Ombrellina durante una gara di DTM

Storia[modifica | modifica wikitesto]

L'inizio della tradizione motoristica dell'impiego delle ombrelline nell'area dei box viene fatto risalire a una gara automobilistica giapponese del 1960: Rosa Ogawa, una nota cantante pop locale, fu chiamata in veste testimone per pubblicizzare alcuni prodotti prima della partenza e per premiare il vincitore della gara.

In Formula 1, già negli anni '80 alcune scuderie si avvalevano di ombrelline, poi dalla fine degli anni '90 sono state presenti in modo costante sulla griglia di partenza per conto di tutte le squadre[3].

Nel 2015, nel mondiale Endurance WEC, vengono abolite perché considerate dal capo della categoria come concettualmente superate, intendendo lo schierarle con tali modalità una forma di sessismo nei confronti delle donne[4].

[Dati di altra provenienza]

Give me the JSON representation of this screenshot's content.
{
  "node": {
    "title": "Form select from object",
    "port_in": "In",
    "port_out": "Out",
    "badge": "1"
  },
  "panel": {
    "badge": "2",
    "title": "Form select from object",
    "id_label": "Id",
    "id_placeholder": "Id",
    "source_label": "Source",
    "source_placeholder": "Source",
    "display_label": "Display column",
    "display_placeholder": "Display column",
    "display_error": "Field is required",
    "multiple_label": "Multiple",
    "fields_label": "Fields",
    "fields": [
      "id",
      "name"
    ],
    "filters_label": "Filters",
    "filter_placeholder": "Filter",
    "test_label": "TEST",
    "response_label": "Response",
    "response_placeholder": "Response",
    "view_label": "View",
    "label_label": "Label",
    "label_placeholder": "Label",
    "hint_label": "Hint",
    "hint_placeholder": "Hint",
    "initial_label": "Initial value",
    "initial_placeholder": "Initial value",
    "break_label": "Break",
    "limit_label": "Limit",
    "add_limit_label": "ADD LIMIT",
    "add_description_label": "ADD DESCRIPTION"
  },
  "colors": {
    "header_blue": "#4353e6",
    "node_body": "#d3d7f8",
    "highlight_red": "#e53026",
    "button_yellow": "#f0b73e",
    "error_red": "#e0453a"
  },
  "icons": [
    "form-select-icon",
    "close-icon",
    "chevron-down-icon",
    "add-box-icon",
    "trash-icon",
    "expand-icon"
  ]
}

A partire dal marzo 2018, per decisione del gestore Liberty Media, anche la Formula 1 ha stabilito di eliminare le ombrelline dal proprio panorama, secondo la motivazione per cui "non sono in sintonia con lo spirito moderno della Formula 1"[5], e nondimeno in risposta ai dibattiti e alla campagna contro le molestie denominata Me Too, che ha incontrato critiche di molte delle parti interessate[6]. La decisione ha suscitato una ridda di proteste e polemiche sia da parte delle stesse ombrelline[7], sia da parte di piloti come Vettel[8] e Niki Lauda[9].

Ora, seguendo quanto già avviene nelle partite di calcio, in sostituzione delle ragazze ci sono dei bambini (chiamati grid kids) che accompagnano i piloti sulle rispettive piazzole di partenza[10].